The time domain indices; SDNN (non diabetics=78 +/- 30 ms vs diabetics = 58 +/- 20 ms; p = 0.01), SDANN (non diabetics = 68 +/- 28 ms vs diabetics = 49 +/- 19 ms; p = 0.23), SDNNi (non diabetics = 36 +/- 13 ms vs diabetics = 26 +/- 14 ms; p = 0.02), RMSSD (non diabetics = 29 +/- 11 ms vs diabetics = 23 +/-15 ms; p = 0.16) and pNN50 (non diabetics = 7 +/- 10 ms vs diabetics = 4 +/-12 ms; p = 0.43) were declined in diabetic patients with acute myocardial infarction when compared with non diabetic patients inflicted with infarction. Frequency domain indices, Total power (non diabetics = 1479 +/- 12 ms2 vs diabetics= 759+/- 6 ms2, p = 0.01), VLF (non diabetics = 997 +/- 9 ms2 vs diabetics =495 +/-5 ms2, p = 0.04), LF (non diabetics = 2921 +/- 2 ms2 vs diabetics = 123 +/- 1 ms2, p = 0.01) and HF (non diabetics = 121 +/-1 ms2 vs diabetics = 5 +/- 5 ms2, p =0.0)) showed attenuated HRV in diabetic patients with acute myocardial infarction. Comparison of diabetic and non diabetic infracted patients with healthy volunteers revealed decreased HRV in patients with myocardial infarction but gets even worse in diabetic patients with myocardial infarction.

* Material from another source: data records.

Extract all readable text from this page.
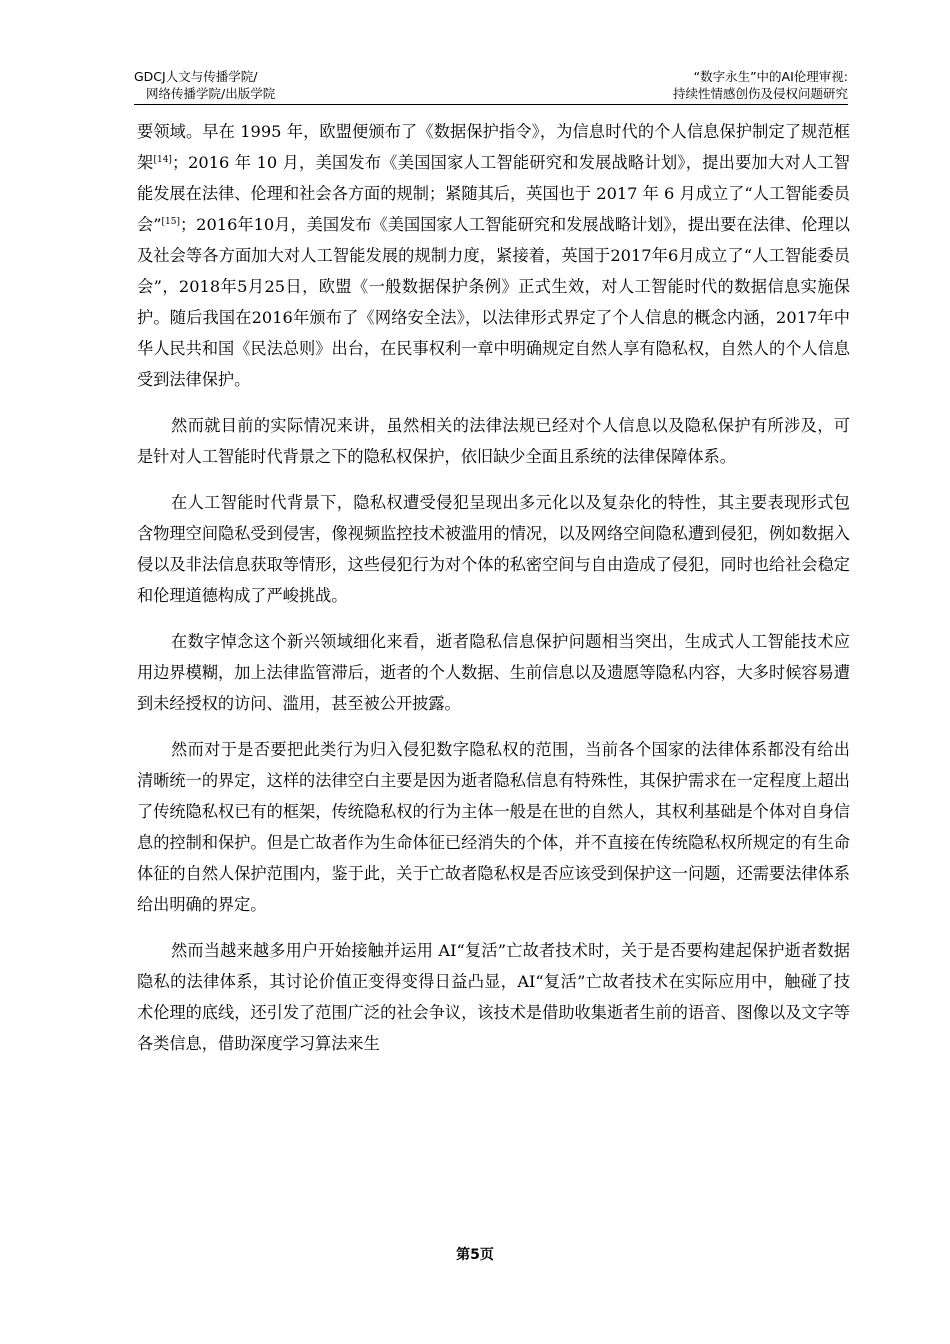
GDCJ人文与传播学院/
网络传播学院/出版学院
“数字永生”中的AI伦理审视:
持续性情感创伤及侵权问题研究

要领域。早在 1995 年，欧盟便颁布了《数据保护指令》，为信息时代的个人信息保护制定了规范框架[14]；2016 年 10 月，美国发布《美国国家人工智能研究和发展战略计划》，提出要加大对人工智能发展在法律、伦理和社会各方面的规制；紧随其后，英国也于 2017 年 6 月成立了“人工智能委员会”[15]；2016年10月，美国发布《美国国家人工智能研究和发展战略计划》，提出要在法律、伦理以及社会等各方面加大对人工智能发展的规制力度，紧接着，英国于2017年6月成立了“人工智能委员会”，2018年5月25日，欧盟《一般数据保护条例》正式生效，对人工智能时代的数据信息实施保护。随后我国在2016年颁布了《网络安全法》，以法律形式界定了个人信息的概念内涵，2017年中华人民共和国《民法总则》出台，在民事权利一章中明确规定自然人享有隐私权，自然人的个人信息受到法律保护。

然而就目前的实际情况来讲，虽然相关的法律法规已经对个人信息以及隐私保护有所涉及，可是针对人工智能时代背景之下的隐私权保护，依旧缺少全面且系统的法律保障体系。

在人工智能时代背景下，隐私权遭受侵犯呈现出多元化以及复杂化的特性，其主要表现形式包含物理空间隐私受到侵害，像视频监控技术被滥用的情况，以及网络空间隐私遭到侵犯，例如数据入侵以及非法信息获取等情形，这些侵犯行为对个体的私密空间与自由造成了侵犯，同时也给社会稳定和伦理道德构成了严峻挑战。

在数字悼念这个新兴领域细化来看，逝者隐私信息保护问题相当突出，生成式人工智能技术应用边界模糊，加上法律监管滞后，逝者的个人数据、生前信息以及遗愿等隐私内容，大多时候容易遭到未经授权的访问、滥用，甚至被公开披露。

然而对于是否要把此类行为归入侵犯数字隐私权的范围，当前各个国家的法律体系都没有给出清晰统一的界定，这样的法律空白主要是因为逝者隐私信息有特殊性，其保护需求在一定程度上超出了传统隐私权已有的框架，传统隐私权的行为主体一般是在世的自然人，其权利基础是个体对自身信息的控制和保护。但是亡故者作为生命体征已经消失的个体，并不直接在传统隐私权所规定的有生命体征的自然人保护范围内，鉴于此，关于亡故者隐私权是否应该受到保护这一问题，还需要法律体系给出明确的界定。

然而当越来越多用户开始接触并运用 AI“复活”亡故者技术时，关于是否要构建起保护逝者数据隐私的法律体系，其讨论价值正变得变得日益凸显，AI“复活”亡故者技术在实际应用中，触碰了技术伦理的底线，还引发了范围广泛的社会争议，该技术是借助收集逝者生前的语音、图像以及文字等各类信息，借助深度学习算法来生

第5页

Heart rate variability is attenuated in diabetic patients with acute myocardial infarction. It reflects sympatho-vagal imbalance in coronary patients with co-existent diabetes mellitus.
糖尿病是猝死的一个众所周知的原因。由于自主神经失衡,同时患有缺血性心脏病和糖尿病的患者出现心律失常的风险更大。心率变异性(HRV)可用于评估自主神经系统。本研究的目的是确定HRV在糖尿病和非糖尿病急性心肌梗死(AMI)患者中的数值。
这项非干预性描述性研究在武装部队心脏病学研究所进行,为期6个月。对50名健康志愿者和50名心肌梗死(MI)患者进行了24小时动态心电图监测,并在时域和频域分析了HRV。
时域指标;SDNN(非糖尿病患者=78±30毫秒,糖尿病患者=58±20毫秒;p=0.01),SDANN(非糖尿病患者=68±28毫秒,糖尿病患者=49±19毫秒;p=0.23),SDNNi(非糖尿病患者=36±13毫秒,糖尿病患者=26±14毫秒;p=0.02),RMSSD(非糖尿病患者=29±11毫秒,糖尿病患者=23±15毫秒;p=0.16)和pNN50(非糖尿病患者=7±10毫秒,糖尿病患者=4±12毫秒;p=0.43)在急性心肌梗死糖尿病患者中与非糖尿病梗死患者相比有所下降。频域指标,总功率(非糖尿病患者=1479±12毫秒²,糖尿病患者=759±6毫秒²,p=0.01),极低频(VLF)(非糖尿病患者=997±9毫秒²,糖尿病患者=495±5毫秒²,p=0.04),低频(LF)(非糖尿病患者=2921±2毫秒²,糖尿病患者=123±1毫秒²,p=0.01)和高频(HF)(非糖尿病患者=121±1毫秒²,糖尿病患者=5±5毫秒²,p=0.0)显示急性心肌梗死糖尿病患者的HRV减弱。糖尿病和非糖尿病梗死患者与健康志愿者的比较显示,心肌梗死患者的HRV降低,但在糖尿病心肌梗死患者中更严重。
急性心肌梗死糖尿病患者的心率变异性减弱。它反映了合并糖尿病的冠心病患者的交感-迷走神经失衡。